Giacinto Scelsi: il suono puro

Pubblicato da Alessandro Violante il luglio 16, 2015
Gli strumenti di Giacinto Scesi usati per le improvvisazioni

Gli strumenti di Giacinto Scesi usati per le improvvisazioni

Comunemente accreditato come il primo esponente della dodecafonia in Italia, Giacinto Scelsi diviene, più che un superatore, colui che arriva, per vie traverse, al superamento voluto da Schönberg nel manuale d’armonia del 1911, cioè alla Klangfarbenmelodie (melodia di timbri).

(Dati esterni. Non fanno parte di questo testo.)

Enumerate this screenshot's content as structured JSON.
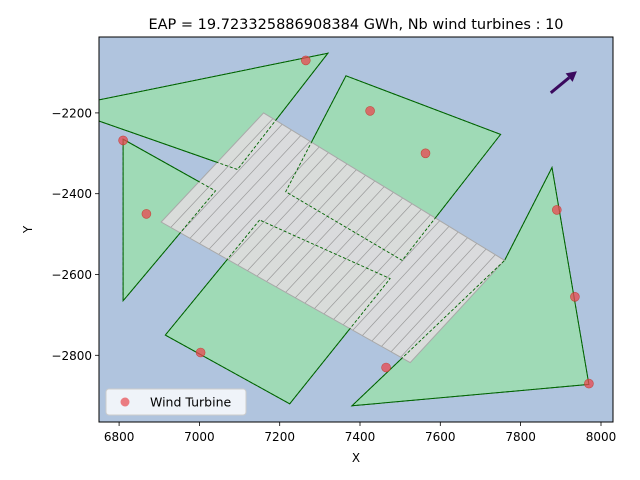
{
  "chart_data": {
    "type": "scatter",
    "title": "EAP = 19.723325886908384 GWh, Nb wind turbines : 10",
    "xlabel": "X",
    "ylabel": "Y",
    "xlim": [
      6750,
      8030
    ],
    "ylim": [
      -2965,
      -2012
    ],
    "xticks": [
      {
        "value": 6800,
        "label": "6800"
      },
      {
        "value": 7000,
        "label": "7000"
      },
      {
        "value": 7200,
        "label": "7200"
      },
      {
        "value": 7400,
        "label": "7400"
      },
      {
        "value": 7600,
        "label": "7600"
      },
      {
        "value": 7800,
        "label": "7800"
      },
      {
        "value": 8000,
        "label": "8000"
      }
    ],
    "yticks": [
      {
        "value": -2200,
        "label": "−2200"
      },
      {
        "value": -2400,
        "label": "−2400"
      },
      {
        "value": -2600,
        "label": "−2600"
      },
      {
        "value": -2800,
        "label": "−2800"
      }
    ],
    "background_color": "#b0c4de",
    "zone_fill": "#9fdab6",
    "zone_edge": "#006400",
    "exclusion_fill": "#dcdcdc",
    "exclusion_edge": "#a9a9a9",
    "turbine_color": "#e8474f",
    "arrow_color": "#3b0a5e",
    "zones": [
      [
        [
          6655,
          -2187
        ],
        [
          7320,
          -2052
        ],
        [
          7095,
          -2340
        ]
      ],
      [
        [
          6810,
          -2265
        ],
        [
          7040,
          -2393
        ],
        [
          6810,
          -2665
        ]
      ],
      [
        [
          7365,
          -2108
        ],
        [
          7750,
          -2253
        ],
        [
          7505,
          -2565
        ],
        [
          7215,
          -2395
        ]
      ],
      [
        [
          7150,
          -2465
        ],
        [
          6915,
          -2750
        ],
        [
          7225,
          -2920
        ],
        [
          7475,
          -2610
        ]
      ],
      [
        [
          7878,
          -2335
        ],
        [
          7970,
          -2872
        ],
        [
          7380,
          -2925
        ],
        [
          7760,
          -2565
        ]
      ]
    ],
    "exclusion_zone": [
      [
        6905,
        -2470
      ],
      [
        7160,
        -2200
      ],
      [
        7760,
        -2565
      ],
      [
        7525,
        -2818
      ]
    ],
    "hatch_lines": 26,
    "wind_arrow": {
      "from": [
        7875,
        -2150
      ],
      "to": [
        7940,
        -2097
      ]
    },
    "turbines": {
      "name": "Wind Turbine",
      "x": [
        6810,
        6868,
        7265,
        7425,
        7563,
        7003,
        7465,
        7890,
        7935,
        7970
      ],
      "y": [
        -2268,
        -2450,
        -2070,
        -2195,
        -2300,
        -2793,
        -2830,
        -2440,
        -2655,
        -2870
      ]
    },
    "legend": {
      "label": "Wind Turbine",
      "position": "lower-left"
    }
  }
}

In musica, il timbro è la caratteristica storicamente più sfuggente, dato che è la componente che rende possibile la determinazione dello strumento; in altri termini, è ciò che fa sì che una nota di una data altezza suoni diversamente se eseguita da una chitarra o da un violino. Per le difficoltà di sistematizzazione, la scrittura musicale tradizionale gestisce solo altezza e tempo e lascia il timbro determinato solo dallo strumento e quindi, in una certa misura, indeterminato (non formalizzato), con la conseguenza che la composizione musicale è determinazione delle altezze in un certo tempo. Cosa succederebbe se una composizione dovesse essere basata su una nota sola?

In un periodo in cui s’andava sviluppando un pensiero che avrebbe portato alla frase ad effetto di Boulez: “non m’interessa come suona, solo com’è costruito”, Scelsi adotta un metodo compositivo che parte da improvvisazioni, un paio di decenni prima dell’esplosione di tali pratiche in altri contesti, che vengono trascritte e rifinite da altri compositori. Se da un lato questo porterà a delle polemiche post-mortem sull’autorialità di un simile metodo, queste possono essere smontate notando quanto quest’approccio anticipi quello che verrà formalizzato negli approcci della musique concrète o nella produzione di Miles Davis nella fase elettrica. D’altro canto, quest’approccio pone, evidentemente, l’accento sul suono anziché sulla forma poiché, in fondo, non si può improvvisare se non con un ascolto attivo che reagisca ai suoni uditi.

Il dichiarato spiritualismo di matrice orientale dell’autore lo porta ad una progressivo asciugamento della forma ed un allentamento dalla tradizione occidentale, che trova uno dei suoi esiti più alti in Quattro pezzi per orchestra (ciascuno su una nota sola), dove ognuno dei quattro movimenti è basato sullo sviluppo di un’unica nota, evitando le strade della tonalità, dei modi e delle scale, ma seguendo la strada degli altri parametri del suono: timbro, tempo e altezza.

Legni e ottoni aprono il primo movimento, in tonalità di F, che si muove per masse volumetriche ed inviluppi di suoni passando da un quasi totale silenzio a momenti di notevole volume. Il secondo movimento, in B, è più rarefatto nella struttura e utilizza maggiormente il bordone che viene raddoppiato da un altro strumento, generando un movimento timbrico del brano. Il terzo, in Ab, sembra preconizzare alcune soluzioni di Phill Niblock, visto che è un unico lento bordone che viene prima raddoppiato e poi triplicato per sfruttare le risonanze timbriche degli strumenti. Il quarto, in A, riprende tutte le soluzioni dei precedenti movimenti per sviluppare una vera e propria melodia puramente timbrica.

In poco più di un quarto d’ora vengono esposte una serie d’intuizioni che, dallo spettralismo alla drone music, verranno sviluppati dopo che emerse l’inaridimento di un’idea di musica più legata a processi concettuali, piuttosto che all’esplorazione del suono.